Sarà sù el stabièll quand gh’è scappaa el porscèll
Chiudere lo stabbiolo dopo che è scappato il maiale. Apprezziamo innanzitutto la correttezza lessicale del dialetto che chiama propriamente “stabièll” (in italiano “stabbiolo”) il recinto dove veniva rinchiuso il maiale. Bisogna riconoscere che la civiltà contadina aveva una sua dignità anche linguistica. Senza fare della inutile retorica, perché – bagaii (in italiano “ragazzi”) - la terra era comunque bassa e dura da vangare. In quel mondo, il maiale era una risorsa incredibile. Da vivo era facile da allevare, perché si nutriva semplicemente degli scarti della cucina. Da morto - crudo o cotto, a pezzi o insaccato, fresco o stagionato – era una grossa riserva di grassi commestibili e per di più gustosi.

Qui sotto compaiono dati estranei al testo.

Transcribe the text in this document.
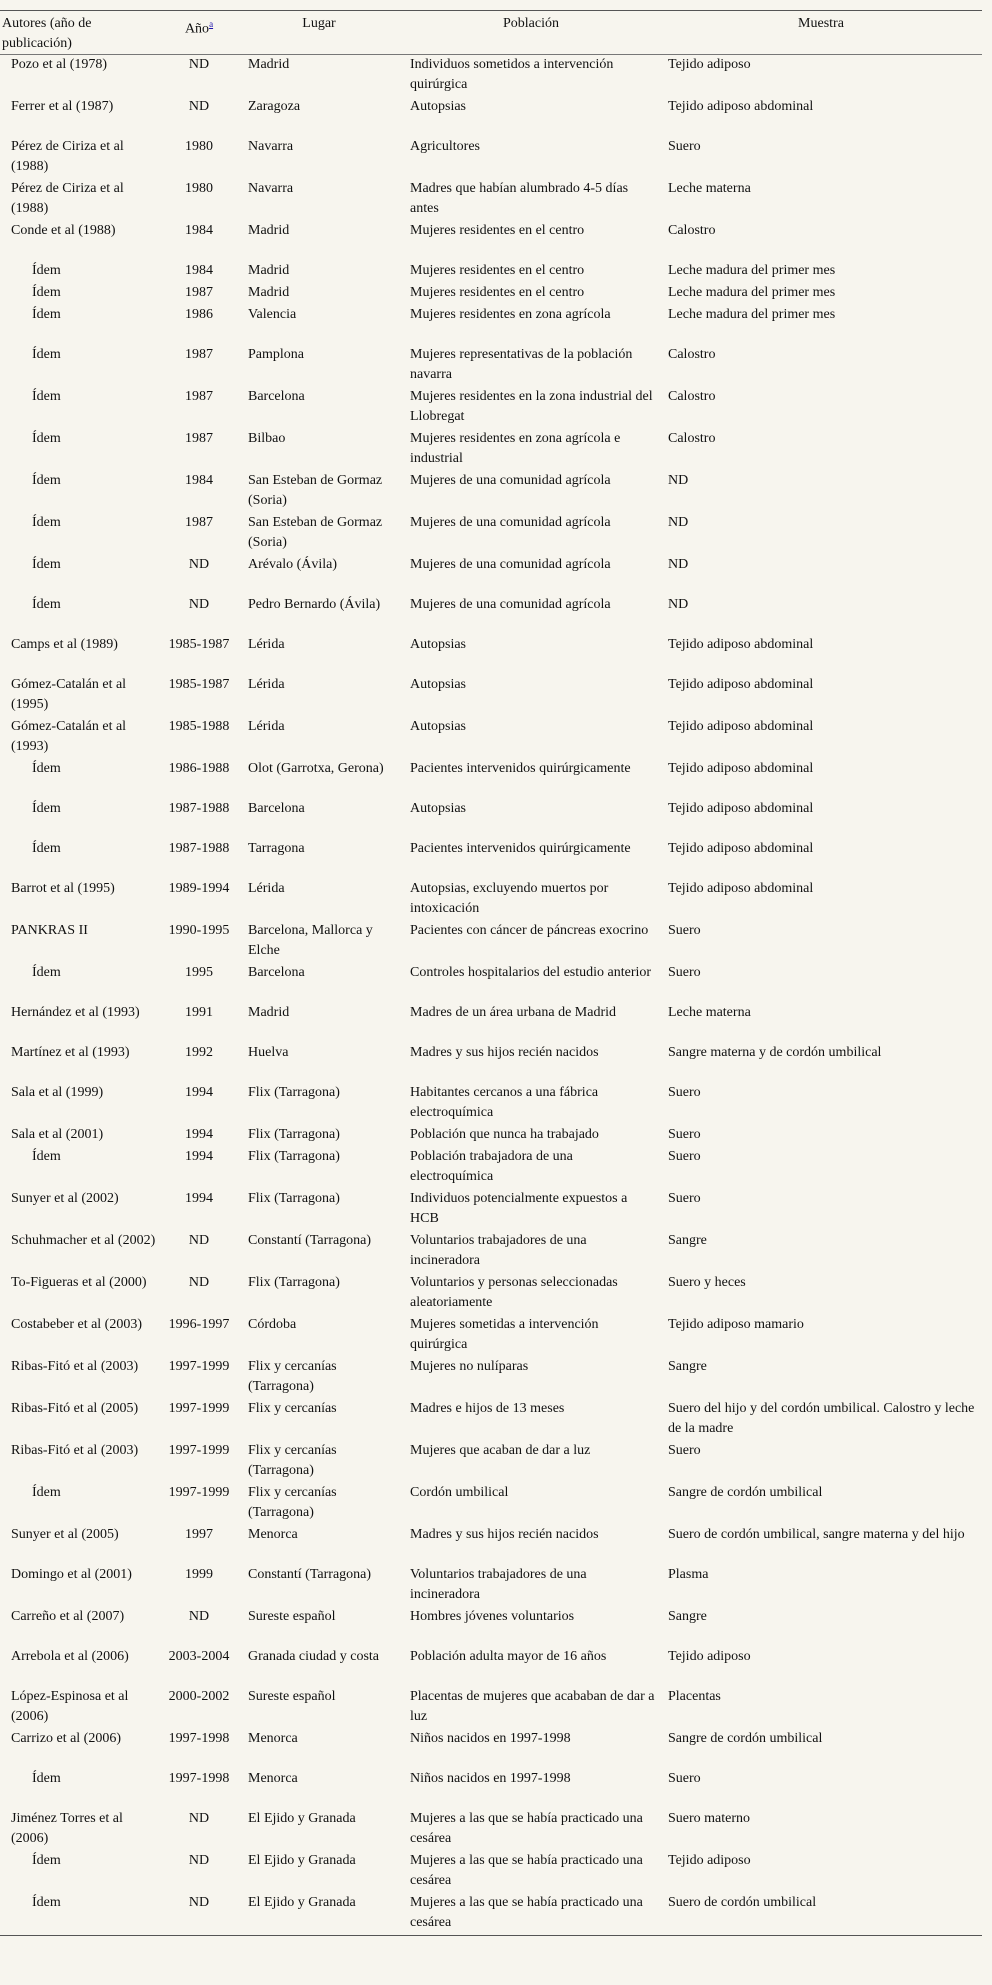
Autores (año de publicación)	Año$^a$	Lugar	Población	Muestra
Pozo et al (1978)	ND	Madrid	Individuos sometidos a intervención quirúrgica	Tejido adiposo
Ferrer et al (1987)	ND	Zaragoza	Autopsias	Tejido adiposo abdominal
Pérez de Ciriza et al (1988)	1980	Navarra	Agricultores	Suero
Pérez de Ciriza et al (1988)	1980	Navarra	Madres que habían alumbrado 4-5 días antes	Leche materna
Conde et al (1988)	1984	Madrid	Mujeres residentes en el centro	Calostro
Ídem	1984	Madrid	Mujeres residentes en el centro	Leche madura del primer mes
Ídem	1987	Madrid	Mujeres residentes en el centro	Leche madura del primer mes
Ídem	1986	Valencia	Mujeres residentes en zona agrícola	Leche madura del primer mes
Ídem	1987	Pamplona	Mujeres representativas de la población navarra	Calostro
Ídem	1987	Barcelona	Mujeres residentes en la zona industrial del Llobregat	Calostro
Ídem	1987	Bilbao	Mujeres residentes en zona agrícola e industrial	Calostro
Ídem	1984	San Esteban de Gormaz (Soria)	Mujeres de una comunidad agrícola	ND
Ídem	1987	San Esteban de Gormaz (Soria)	Mujeres de una comunidad agrícola	ND
Ídem	ND	Arévalo (Ávila)	Mujeres de una comunidad agrícola	ND
Ídem	ND	Pedro Bernardo (Ávila)	Mujeres de una comunidad agrícola	ND
Camps et al (1989)	1985-1987	Lérida	Autopsias	Tejido adiposo abdominal
Gómez-Catalán et al (1995)	1985-1987	Lérida	Autopsias	Tejido adiposo abdominal
Gómez-Catalán et al (1993)	1985-1988	Lérida	Autopsias	Tejido adiposo abdominal
Ídem	1986-1988	Olot (Garrotxa, Gerona)	Pacientes intervenidos quirúrgicamente	Tejido adiposo abdominal
Ídem	1987-1988	Barcelona	Autopsias	Tejido adiposo abdominal
Ídem	1987-1988	Tarragona	Pacientes intervenidos quirúrgicamente	Tejido adiposo abdominal
Barrot et al (1995)	1989-1994	Lérida	Autopsias, excluyendo muertos por intoxicación	Tejido adiposo abdominal
PANKRAS II	1990-1995	Barcelona, Mallorca y Elche	Pacientes con cáncer de páncreas exocrino	Suero
Ídem	1995	Barcelona	Controles hospitalarios del estudio anterior	Suero
Hernández et al (1993)	1991	Madrid	Madres de un área urbana de Madrid	Leche materna
Martínez et al (1993)	1992	Huelva	Madres y sus hijos recién nacidos	Sangre materna y de cordón umbilical
Sala et al (1999)	1994	Flix (Tarragona)	Habitantes cercanos a una fábrica electroquímica	Suero
Sala et al (2001)	1994	Flix (Tarragona)	Población que nunca ha trabajado	Suero
Ídem	1994	Flix (Tarragona)	Población trabajadora de una electroquímica	Suero
Sunyer et al (2002)	1994	Flix (Tarragona)	Individuos potencialmente expuestos a HCB	Suero
Schuhmacher et al (2002)	ND	Constantí (Tarragona)	Voluntarios trabajadores de una incineradora	Sangre
To-Figueras et al (2000)	ND	Flix (Tarragona)	Voluntarios y personas seleccionadas aleatoriamente	Suero y heces
Costabeber et al (2003)	1996-1997	Córdoba	Mujeres sometidas a intervención quirúrgica	Tejido adiposo mamario
Ribas-Fitó et al (2003)	1997-1999	Flix y cercanías (Tarragona)	Mujeres no nulíparas	Sangre
Ribas-Fitó et al (2005)	1997-1999	Flix y cercanías	Madres e hijos de 13 meses	Suero del hijo y del cordón umbilical. Calostro y leche de la madre
Ribas-Fitó et al (2003)	1997-1999	Flix y cercanías (Tarragona)	Mujeres que acaban de dar a luz	Suero
Ídem	1997-1999	Flix y cercanías (Tarragona)	Cordón umbilical	Sangre de cordón umbilical
Sunyer et al (2005)	1997	Menorca	Madres y sus hijos recién nacidos	Suero de cordón umbilical, sangre materna y del hijo
Domingo et al (2001)	1999	Constantí (Tarragona)	Voluntarios trabajadores de una incineradora	Plasma
Carreño et al (2007)	ND	Sureste español	Hombres jóvenes voluntarios	Sangre
Arrebola et al (2006)	2003-2004	Granada ciudad y costa	Población adulta mayor de 16 años	Tejido adiposo
López-Espinosa et al (2006)	2000-2002	Sureste español	Placentas de mujeres que acababan de dar a luz	Placentas
Carrizo et al (2006)	1997-1998	Menorca	Niños nacidos en 1997-1998	Sangre de cordón umbilical
Ídem	1997-1998	Menorca	Niños nacidos en 1997-1998	Suero
Jiménez Torres et al (2006)	ND	El Ejido y Granada	Mujeres a las que se había practicado una cesárea	Suero materno
Ídem	ND	El Ejido y Granada	Mujeres a las que se había practicado una cesárea	Tejido adiposo
Ídem	ND	El Ejido y Granada	Mujeres a las que se había practicado una cesárea	Suero de cordón umbilical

Adesso è di moda il lardo di Colonnata, ma se solo avete assaggiato un “pescioeu” sapete di quali sapori stia parlando. Allora in molte cascine si tirava su il maiale, un maiale. Giusto per sfamare la famiglia nei mesi invernali. Pensate che disgrazia dovesse essere la fuga del porcello. Capite perché fosse meglio tener ben serrato lo stabbiolo: chiuderlo dopo la fuga dell’animale era proprio impresa stolta e inutile. Anche se il porco veniva quasi sempre riacciuffato, ma a costo di lunghe corse e sudate nei campi. Mi toccava ogni tanto di dover chiamare in presidenza qualche ragazza o ragazzo piombato in quella curiosa crisi che li prende attorno ai diciotto anni. Improvvisamente non ha più senso niente, nulla più è importante. Non stanno più nella pelle del bruco, chiuso nel caldo bozzolo della famiglia; non sono ancora spuntate le ali che li faranno volare per il mondo. Non sanno più da che parte voltarsi. E gli studi sono i primi a risentirne.

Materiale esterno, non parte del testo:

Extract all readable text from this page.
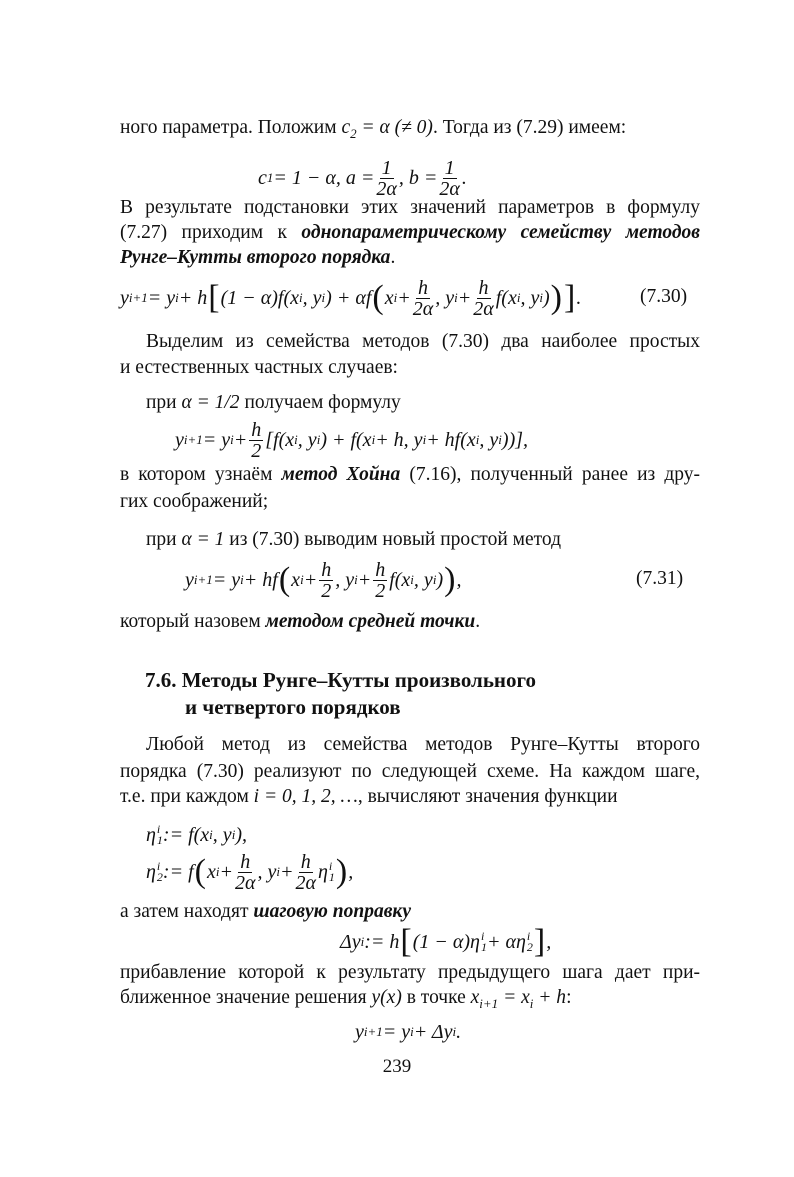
ного параметра. Положим $c_2 = \alpha$ (≠ 0). Тогда из (7.29) имеем:
c 1 = 1 − α, $a = \frac{1}{2\alpha}$ , $b = \frac{1}{2\alpha}$ .
В результате подстановки этих значений параметров в формулу
(7.27) приходим к однопараметрическому семейству методов
Рунге–Кутты второго порядка.
y i+1 = y i + h [ (1 − α)f(x i , y i ) + αf ( x $i + \frac{h}{2\alpha}$ , y $i + \frac{h}{2\alpha} f(x$ i , y i ) ) ] .	(7.30)
Выделим из семейства методов (7.30) два наиболее простых
и естественных частных случаев:
при α = 1/2 получаем формулу
y i+1 = y $i + \frac{h}{2} [f(x$ i , y i ) + f(x i + h, y i + hf(x i , y i ))],
в котором узнаём метод Хойна (7.16), полученный ранее из дру-
гих соображений;
при α = 1 из (7.30) выводим новый простой метод
y i+1 = y i + hf ( x $i + \frac{h}{2}$ , y $i + \frac{h}{2} f(x$ i , y i ) ) ,	(7.31)
который назовем методом средней точки.
7.6. Методы Рунге–Кутты произвольного
и четвертого порядков
Любой метод из семейства методов Рунге–Кутты второго
порядка (7.30) реализуют по следующей схеме. На каждом шаге,
т.е. при каждом i = 0, 1, 2, …, вычисляют значения функции
η i
1 := f(x i , y i ),
η i
2 := f ( x $i + \frac{h}{2\alpha}$ , y $i + \frac{h}{2\alpha}$ η i
1 ) ,
а затем находят шаговую поправку
Δy i := h [ (1 − α)η i
1 + αη i
2 ] ,
прибавление которой к результату предыдущего шага дает при-
ближенное значение решения y(x) в точке $x_{i+1} = x_i + h$:
y i+1 = y i + Δy i .
239
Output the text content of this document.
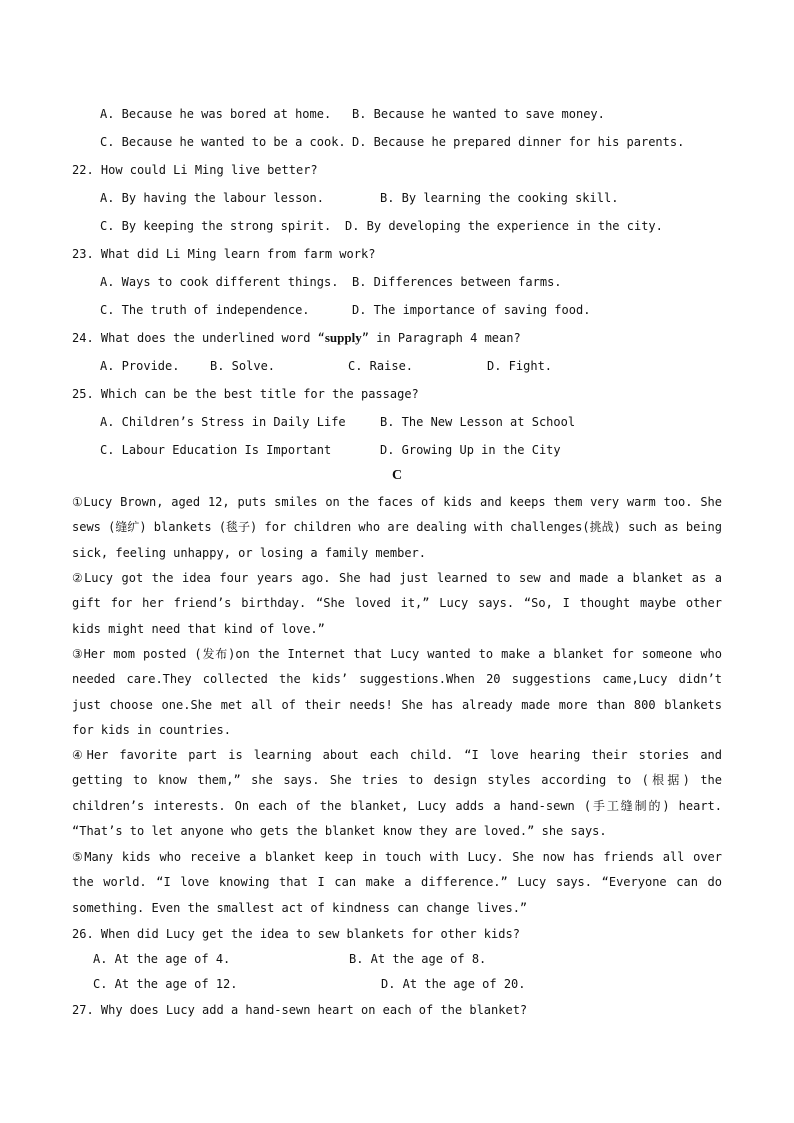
A. Because he was bored at home. B. Because he wanted to save money.
C. Because he wanted to be a cook. D. Because he prepared dinner for his parents.
22. How could Li Ming live better?
A. By having the labour lesson.	B. By learning the cooking skill.
C. By keeping the strong spirit. D. By developing the experience in the city.
23. What did Li Ming learn from farm work?
A. Ways to cook different things. B. Differences between farms.
C. The truth of independence.	D. The importance of saving food.
24. What does the underlined word “supply” in Paragraph 4 mean?
A. Provide.	B. Solve.	C. Raise.	D. Fight.
25. Which can be the best title for the passage?
A. Children’s Stress in Daily Life	B. The New Lesson at School
C. Labour Education Is Important	D. Growing Up in the City
C
①Lucy Brown, aged 12, puts smiles on the faces of kids and keeps them very warm too. She sews (缝纩) blankets (毯子) for children who are dealing with challenges(挑战) such as being sick, feeling unhappy, or losing a family member.
②Lucy got the idea four years ago. She had just learned to sew and made a blanket as a gift for her friend’s birthday. “She loved it,” Lucy says. “So, I thought maybe other kids might need that kind of love.”
③Her mom posted (发布)on the Internet that Lucy wanted to make a blanket for someone who needed care.They collected the kids’ suggestions.When 20 suggestions came,Lucy didn’t just choose one.She met all of their needs! She has already made more than 800 blankets for kids in countries.
④Her favorite part is learning about each child. “I love hearing their stories and getting to know them,” she says. She tries to design styles according to (根据) the children’s interests. On each of the blanket, Lucy adds a hand-sewn (手工缝制的) heart. “That’s to let anyone who gets the blanket know they are loved.” she says.
⑤Many kids who receive a blanket keep in touch with Lucy. She now has friends all over the world. “I love knowing that I can make a difference.” Lucy says. “Everyone can do something. Even the smallest act of kindness can change lives.”
26. When did Lucy get the idea to sew blankets for other kids?
A. At the age of 4.	B. At the age of 8.
C. At the age of 12.	D. At the age of 20.
27. Why does Lucy add a hand-sewn heart on each of the blanket?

Bisogna allora parlare con loro, fargli tirar fuori la rabbia, o solo l’amarezza o insoddisfazione, che hanno dentro. Fargli vedere la luce che hanno dentro e davanti. Perché a diciotto anni si ha la luce dentro e davanti, ma a volte hai bisogno di qualcuno che ti aiuti a vederla. Quasi sempre tornavano a dirmi che sì, ci avevano pensato e avevano capito che valesse la pena di rimettere la testa nei libri. Però intanto erano passate settimane se non mesi. E allora forza ragazzo, forza ragazza: adesso bisogna mettercela tutta se non vogliamo correre il rischio de sarà sù el stabièll quand gh’è scappaa el porscèll.
N.B. Il dialetto milanese, come quasi tutti i dialetti, è una lingua soprattutto parlata. Per cui la sua ortografia ha subito numerose varianti nel tempo e ha dato origine a molteplici discussioni. Io mi sono attenuto alle indicazioni utilizzate da Cletto Arrighi nel suo Dizionario milanese- italiano, edito da Hoepli nel 1986, ristampato nel 1988.